Snyder: The Other Los Alamos That Touched Our History

Eastern plains, San Miguel County, New Mexico. Photo by Sharon Snyder

By SHARON SNYDER
Los Alamos Historical Society

When Ashley Pond Jr. founded the Los Alamos Ranch School in 1917, the road from Santa Fe to the school passed through the tiny village of Buckman, situated on the east side of the Rio Grande.

Buckman was a mail stop for the Denver and Rio Grande narrow gauge railroad, and nearby homesteaders and the people from the ranch school crossed a rickety wooden bridge over the river to visit the Buckman post office. The inconvenience prompted A.J. Connell, director of the school, to request a post office. He submitted the ranch name to the postal service, but he soon learned that a town north of Las Vegas, NM, already had the name Los Alamos. He would have to choose another name.

Connell submit three possible names to the U.S. Post Office Department, and, of those three, they selected Otowi. That name was used until the Manhattan Project took over the plateau and Los Alamos mail channeled through P.O. Box 1663 in Santa Fe.
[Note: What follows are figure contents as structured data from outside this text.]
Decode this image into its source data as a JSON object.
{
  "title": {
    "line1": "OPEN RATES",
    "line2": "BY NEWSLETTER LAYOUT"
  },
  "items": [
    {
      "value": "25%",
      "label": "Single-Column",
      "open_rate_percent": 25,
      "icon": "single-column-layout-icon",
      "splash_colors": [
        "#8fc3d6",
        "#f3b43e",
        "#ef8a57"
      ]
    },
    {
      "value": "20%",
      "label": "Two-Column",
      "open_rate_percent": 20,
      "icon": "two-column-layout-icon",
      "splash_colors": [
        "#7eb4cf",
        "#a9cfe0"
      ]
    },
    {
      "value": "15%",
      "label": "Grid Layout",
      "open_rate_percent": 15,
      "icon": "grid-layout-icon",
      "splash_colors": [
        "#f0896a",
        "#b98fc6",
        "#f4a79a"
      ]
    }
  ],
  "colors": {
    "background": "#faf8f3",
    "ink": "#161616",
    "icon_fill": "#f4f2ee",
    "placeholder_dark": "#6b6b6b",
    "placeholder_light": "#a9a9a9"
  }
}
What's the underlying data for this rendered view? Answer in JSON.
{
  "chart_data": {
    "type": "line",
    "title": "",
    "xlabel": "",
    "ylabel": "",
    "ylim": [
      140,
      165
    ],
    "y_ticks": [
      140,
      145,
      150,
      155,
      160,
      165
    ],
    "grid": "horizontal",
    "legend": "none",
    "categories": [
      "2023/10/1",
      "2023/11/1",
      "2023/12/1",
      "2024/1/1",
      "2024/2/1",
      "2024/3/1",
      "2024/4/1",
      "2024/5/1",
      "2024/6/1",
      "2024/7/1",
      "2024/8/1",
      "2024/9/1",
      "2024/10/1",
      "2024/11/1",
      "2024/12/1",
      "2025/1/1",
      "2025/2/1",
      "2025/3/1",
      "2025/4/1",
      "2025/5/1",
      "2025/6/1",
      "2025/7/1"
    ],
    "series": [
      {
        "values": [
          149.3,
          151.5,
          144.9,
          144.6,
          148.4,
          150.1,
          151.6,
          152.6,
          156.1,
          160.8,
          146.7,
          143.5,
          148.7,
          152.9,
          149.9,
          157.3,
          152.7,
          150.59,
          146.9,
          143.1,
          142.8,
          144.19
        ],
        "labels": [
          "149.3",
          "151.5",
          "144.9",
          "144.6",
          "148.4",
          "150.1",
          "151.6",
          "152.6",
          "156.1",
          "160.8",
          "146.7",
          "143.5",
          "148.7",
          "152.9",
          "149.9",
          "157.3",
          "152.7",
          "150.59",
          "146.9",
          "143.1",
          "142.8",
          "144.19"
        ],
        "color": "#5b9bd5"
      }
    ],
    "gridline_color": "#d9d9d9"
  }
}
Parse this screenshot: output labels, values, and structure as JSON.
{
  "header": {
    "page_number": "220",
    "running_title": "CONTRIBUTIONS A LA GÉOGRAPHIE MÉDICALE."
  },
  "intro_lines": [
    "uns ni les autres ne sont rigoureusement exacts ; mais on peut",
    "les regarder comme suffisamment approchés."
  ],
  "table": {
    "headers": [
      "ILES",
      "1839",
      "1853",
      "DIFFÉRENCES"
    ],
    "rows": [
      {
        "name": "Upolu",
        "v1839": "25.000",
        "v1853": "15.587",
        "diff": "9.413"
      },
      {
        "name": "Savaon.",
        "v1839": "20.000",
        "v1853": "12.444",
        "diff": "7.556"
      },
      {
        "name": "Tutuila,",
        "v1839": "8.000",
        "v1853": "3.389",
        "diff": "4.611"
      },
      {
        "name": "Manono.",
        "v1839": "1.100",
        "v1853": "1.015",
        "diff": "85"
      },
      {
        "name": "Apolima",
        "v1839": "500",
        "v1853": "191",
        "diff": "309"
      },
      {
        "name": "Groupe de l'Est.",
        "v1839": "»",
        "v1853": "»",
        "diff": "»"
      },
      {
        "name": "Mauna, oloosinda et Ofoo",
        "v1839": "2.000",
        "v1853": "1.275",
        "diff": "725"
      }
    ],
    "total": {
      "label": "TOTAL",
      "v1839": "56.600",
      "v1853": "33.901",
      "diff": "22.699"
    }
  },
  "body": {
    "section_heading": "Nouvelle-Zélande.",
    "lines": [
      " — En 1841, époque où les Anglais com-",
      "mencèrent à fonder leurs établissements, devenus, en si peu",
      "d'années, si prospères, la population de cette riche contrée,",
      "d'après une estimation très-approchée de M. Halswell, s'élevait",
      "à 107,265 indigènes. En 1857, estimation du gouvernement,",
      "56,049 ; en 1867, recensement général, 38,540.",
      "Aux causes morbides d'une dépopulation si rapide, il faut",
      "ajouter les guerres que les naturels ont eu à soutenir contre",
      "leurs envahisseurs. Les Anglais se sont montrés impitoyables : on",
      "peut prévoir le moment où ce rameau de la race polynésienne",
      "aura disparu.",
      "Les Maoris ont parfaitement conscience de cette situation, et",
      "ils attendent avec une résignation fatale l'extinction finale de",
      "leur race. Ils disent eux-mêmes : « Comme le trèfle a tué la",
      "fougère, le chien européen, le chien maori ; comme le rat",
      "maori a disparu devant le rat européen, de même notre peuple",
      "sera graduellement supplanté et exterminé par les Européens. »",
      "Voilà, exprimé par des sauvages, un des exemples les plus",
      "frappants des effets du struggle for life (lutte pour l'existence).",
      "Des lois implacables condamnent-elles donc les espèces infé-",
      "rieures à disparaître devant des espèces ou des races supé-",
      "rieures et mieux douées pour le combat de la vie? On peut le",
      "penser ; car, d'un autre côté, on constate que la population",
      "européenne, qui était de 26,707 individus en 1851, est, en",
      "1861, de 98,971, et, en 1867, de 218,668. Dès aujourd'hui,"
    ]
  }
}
In 1946, the Los Alamos Post Office was built and had no trouble claiming the town’s name because the other Los Alamos was long gone, having passed into history on the edge of the prairie in San Miguel County.

Some two decades ago, former historical society archivist Linda Aldrich and I went to San Miguel County to find what might be left of that other Los Alamos. We soon realized that on the edge of the Great Plains, wooden buildings and dirt roads are quickly reclaimed by the land. The area is ranching country just as it was in the late 1800s and early 20th century, so the surrounding terrain is somewhat the same, but the history of the people who lived there is, for the most part, lost in time. Still, old newspapers and government records can give a glimpse of the life of a once thriving town.

Andres Sena, a “dealer in merchandise,” seems to have been a noted citizen of Los Alamos, as he was mentioned in the Las Vegas newspaper quite often. The advertisements for his ranch told readers that he dealt in “Cattle, Sheep, Wool, Hides, Grain, and all kinds of Produce,” along with “freighting to all parts of the Territory.” According to another article, Sena was one of the largest sheep owners in the Territory, claiming more than 5,000 head.

Charles Ilfeld, a noted entrepreneur in early New Mexico, opened a merchandise store in Los Alamos in addition to operating stores in Las Vegas and Tecolote. Ilfeld was one of the most successful businessmen of his time, and the fact that he opened a store in Los Alamos tells something of the town’s growth and success. However, in another news article we learn that “Manuel Gonzales y Baca broke into the post office and was released on his own recognizance after giving valuable evidence concerning others involved.” Some things never change.

A 1911 article notes that 25 men of Los Alamos were listed “as voting for the adoption and passage of the constitution” for the new State of New Mexico. The people of the other Los Alamos lived through some exciting times.

The 1998 Roads of New Mexico atlas marks Los Alamos in San Miguel County, but it is not listed in the index nor does it give the population figure. In Robert Julyan’s Place Names of New Mexico (1996), the “tiny hamlet” is listed as inhabited. A decade later, Linda Aldrich and I found a small chapel and an old cemetery. That’s not to say that over a hill there might not have been someone still holding on to history.